Causal Seminar: Mike Baiocchi, Stanford University

Hawes Hall, Classroom 102, Harvard Business School

How to tell the difference between machine learning and (bio)statistics

We’ll start this talk discussing a couple of studies: (i) a randomized trial to evaluate a sexual assault prevention program in Nairobi, Kenya and (ii) a remote detection operation to find and disrupt labor trafficking in the Amazon rainforest. These are both “data science” projects but they are wildly different in how they work. What makes them so different? For a long time in (bio)statistics we only had two fundamental ways of reasoning using data: warranted reasoning (e.g., randomized trials) and model reasoning (e.g., linear models). In the 1980s a new, extraordinarily productive way of reasoning about algorithms emerged: “outcome reasoning.” Outcome reasoning has come to dominate areas of data science, but it has been under-discussed and its impact under-appreciated. For example, it is the primary way we reason about “black box” algorithms.

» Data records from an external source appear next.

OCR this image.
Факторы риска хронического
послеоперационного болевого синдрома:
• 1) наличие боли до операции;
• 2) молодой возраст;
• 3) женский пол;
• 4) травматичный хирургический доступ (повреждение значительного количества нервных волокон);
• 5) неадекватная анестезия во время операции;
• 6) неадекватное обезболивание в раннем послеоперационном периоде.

In this talk we will discuss its current use (i.e., as “the common task framework”) and its limitations. We will show why we find a large class of prediction-problems are inappropriate for this new type of reasoning. We will then discuss a way to extend this type of reasoning for use, where appropriate, in assessing algorithms for deployment (i.e., when using a predictive algorithm “in the real world”). We purposefully developed this new framework so both technical and non-technical people can discuss and identify key features of their prediction problem.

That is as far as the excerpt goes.